Two expansive terraces overlooking uptown, a great atrium with a dominant spiral staircase and a maker space housing state-of-the-art technology feature prominently in the designs plans unveiled Thursday for the new Charlotte Mecklenburg Library main branch in the North Tryon corridor.

The $135 million overhaul calls for a 115,000-square-foot library, reducing the footprint of the current 157,000-square-foot building. But the sleeker, modern structure is seen as a harbinger for the future of uptown’s North Tryon area, where economic development stalled in the last decade compared to the city’s core.

“This will be the jewel of the cultural neighborhood,” said Nick Anderson, a senior architect with Snohetta, one of the firms tasked with reimagining the library that’s been situated at 310 N. Tryon St., since 1903.

Local leaders and developers see the cultural and arts institutions in North Tryon as untapped opportunities for reinvigorating the 60-acre, 50-square-block region. That includes the library and the historical Carolina Theatre, which the Foundation for The Carolinas is working to restore with an Intercontinental Hotel above it.

“The space that we occupy is critically important,” Lee Keesler, the library’s CEO, said in prepared remarks Thursday. “The building we have, though much loved, is unsuited and outdated for today’s library users.”

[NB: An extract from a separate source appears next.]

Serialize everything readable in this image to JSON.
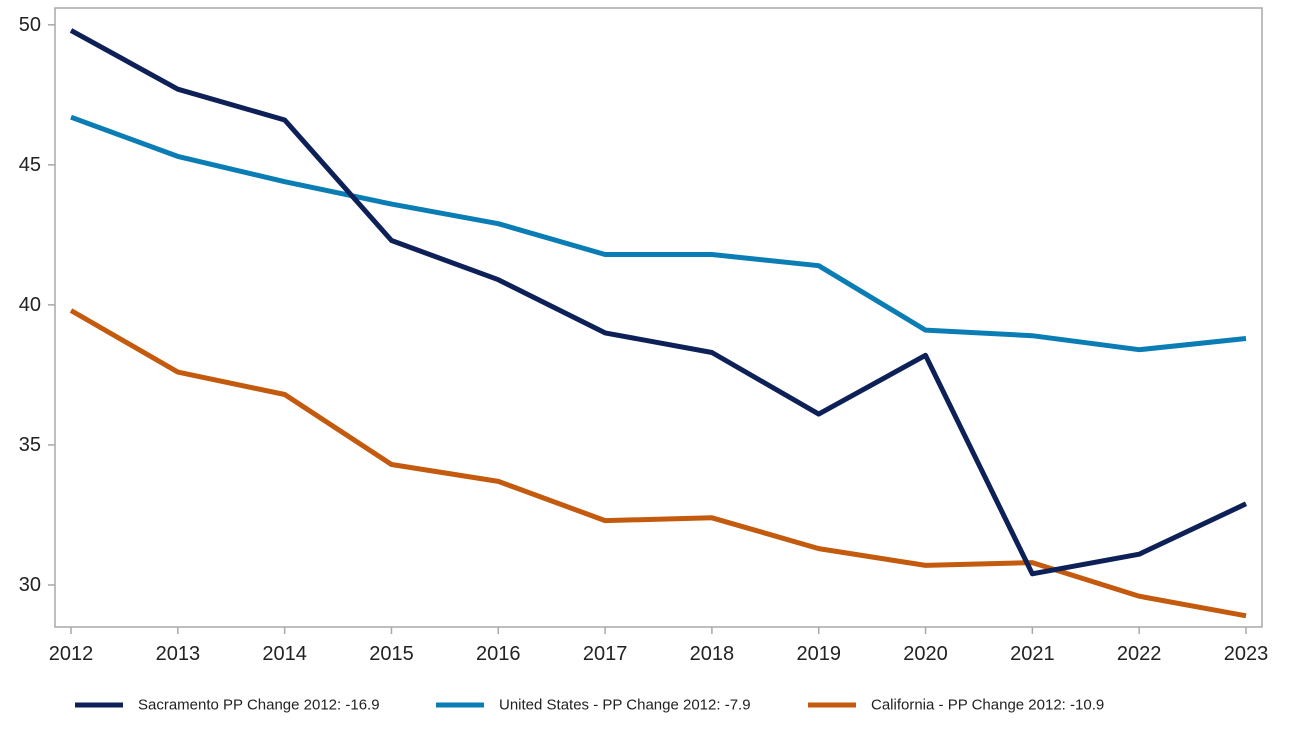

Mecklenburg County has committed $65 million to the project. The remaining $70 million will be raised through the library foundation’s new campaign, called CommonSpark. Coinciding with the launch Thursday, the Knight Foundation, a nonprofit organization that aims to promote informed communities, announced a $10 million donation to the new library.

Renderings - Charlotte Mecklenburg Library New Main Nov2019_Page_5.jpg
An architectural rendering released Thursday shows the core of the new Charlotte Mecklenburg Library main branch in the North Tryon cooridor. Snohetta

Details of library design

A massive curved facade made of glass and ceramic — an homage to the material’s history in North Carolina — appears to embrace North Tryon Street on one of the library’s three entrances, creating a dynamic interplay between the building itself and the surrounding area, Anderson said.

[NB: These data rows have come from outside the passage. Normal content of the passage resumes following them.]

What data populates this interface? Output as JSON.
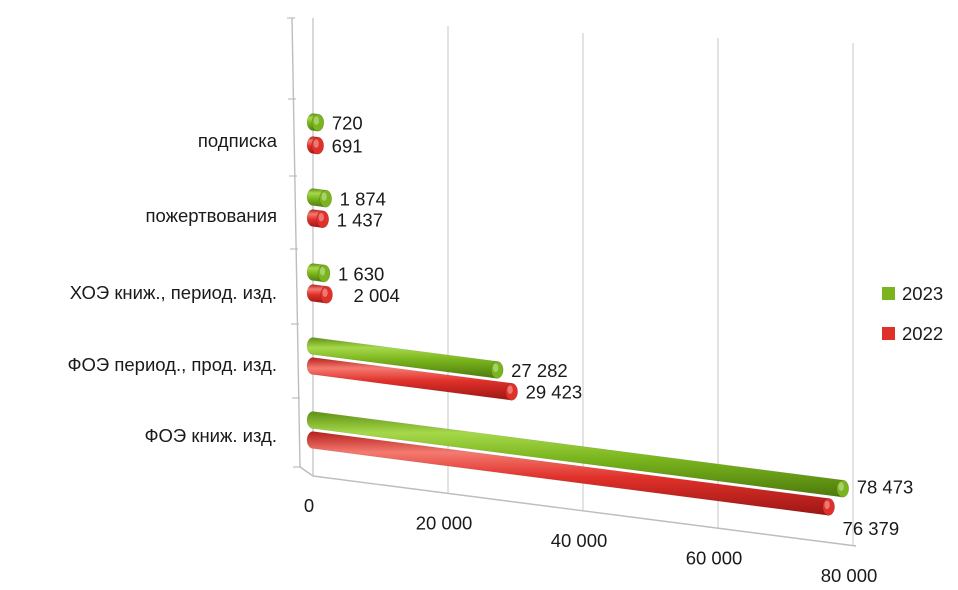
{
  "chart_data": {
    "type": "bar",
    "orientation": "horizontal",
    "style": "3d-cylinder",
    "categories": [
      "ФОЭ книж. изд.",
      "ФОЭ период., прод. изд.",
      "ХОЭ книж., период. изд.",
      "пожертвования",
      "подписка"
    ],
    "series": [
      {
        "name": "2023",
        "color": "#7ab51d",
        "values": [
          78473,
          27282,
          1630,
          1874,
          720
        ],
        "labels": [
          "78 473",
          "27 282",
          "1 630",
          "1 874",
          "720"
        ]
      },
      {
        "name": "2022",
        "color": "#e0302a",
        "values": [
          76379,
          29423,
          2004,
          1437,
          691
        ],
        "labels": [
          "76 379",
          "29 423",
          "2 004",
          "1 437",
          "691"
        ]
      }
    ],
    "xlim": [
      0,
      80000
    ],
    "ticks": [
      0,
      20000,
      40000,
      60000,
      80000
    ],
    "tick_labels": [
      "0",
      "20 000",
      "40 000",
      "60 000",
      "80 000"
    ],
    "title": "",
    "xlabel": "",
    "ylabel": "",
    "grid": true,
    "legend_position": "right"
  }
}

“The library will be unique, but we want it to be of this place,” he said.

A pedestrian plaza morphs into an terraced sidewalk, leading to a “library of the future” that thematically changes from floor to floor, Anderson said.

The initial levels, he said, evoke a sense of openness and excitement. The first level, for example, has a cafe and immersive theater area, followed by a digital visualization lab and recording studios, among other technology, on the second floor.

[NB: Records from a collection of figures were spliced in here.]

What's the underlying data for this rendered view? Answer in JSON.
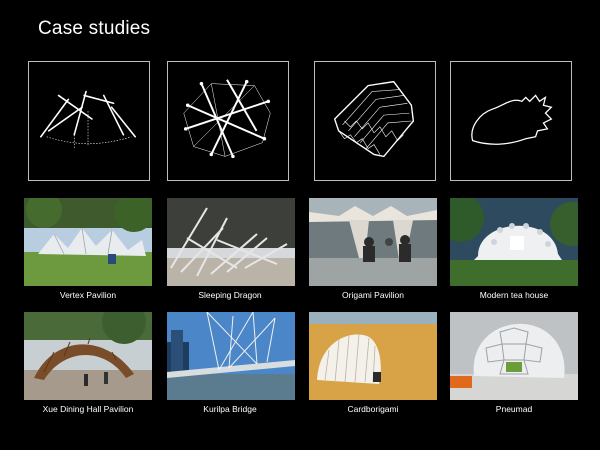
{
  "slide": {
    "title": "Case studies"
  },
  "case_studies": [
    {
      "caption": "Vertex Pavilion",
      "diagram_icon": "reciprocal-frame-arch-diagram",
      "photo_icon": "vertex-pavilion-photo"
    },
    {
      "caption": "Sleeping Dragon",
      "diagram_icon": "reciprocal-sticks-diagram",
      "photo_icon": "sleeping-dragon-photo"
    },
    {
      "caption": "Origami Pavilion",
      "diagram_icon": "folded-vault-diagram",
      "photo_icon": "origami-pavilion-photo"
    },
    {
      "caption": "Modern tea house",
      "diagram_icon": "inflatable-outline-diagram",
      "photo_icon": "modern-tea-house-photo"
    },
    {
      "caption": "Xue Dining Hall Pavilion",
      "photo_icon": "xue-dining-hall-photo"
    },
    {
      "caption": "Kurilpa Bridge",
      "photo_icon": "kurilpa-bridge-photo"
    },
    {
      "caption": "Cardborigami",
      "photo_icon": "cardborigami-photo"
    },
    {
      "caption": "Pneumad",
      "photo_icon": "pneumad-photo"
    }
  ]
}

As visitors meander through the upper levels, they’ll encounter more traditional, yet flexible spaces, including the library’s collections interspersed with seating, a writer’s studio and reading rooms that overlook the corner of Sixth and Tryon streets. The 2,500-square-foot grand terrace on the fifth floor can be used for various events and programming, in addition to event spaces and open areas strewn throughout the building.

Keesler said that the current main branch, which was last renovated and expanded in 1988, will likely be demolished in early 2021. The new building, he said, is expected to open by late 2024.

“We had the opportunity to be a gateway, as well as a catalyst for North Tryon,” Keesler said. “Our aspiration is very ambitious: We’re trying to create something that the entire community will be proud of.”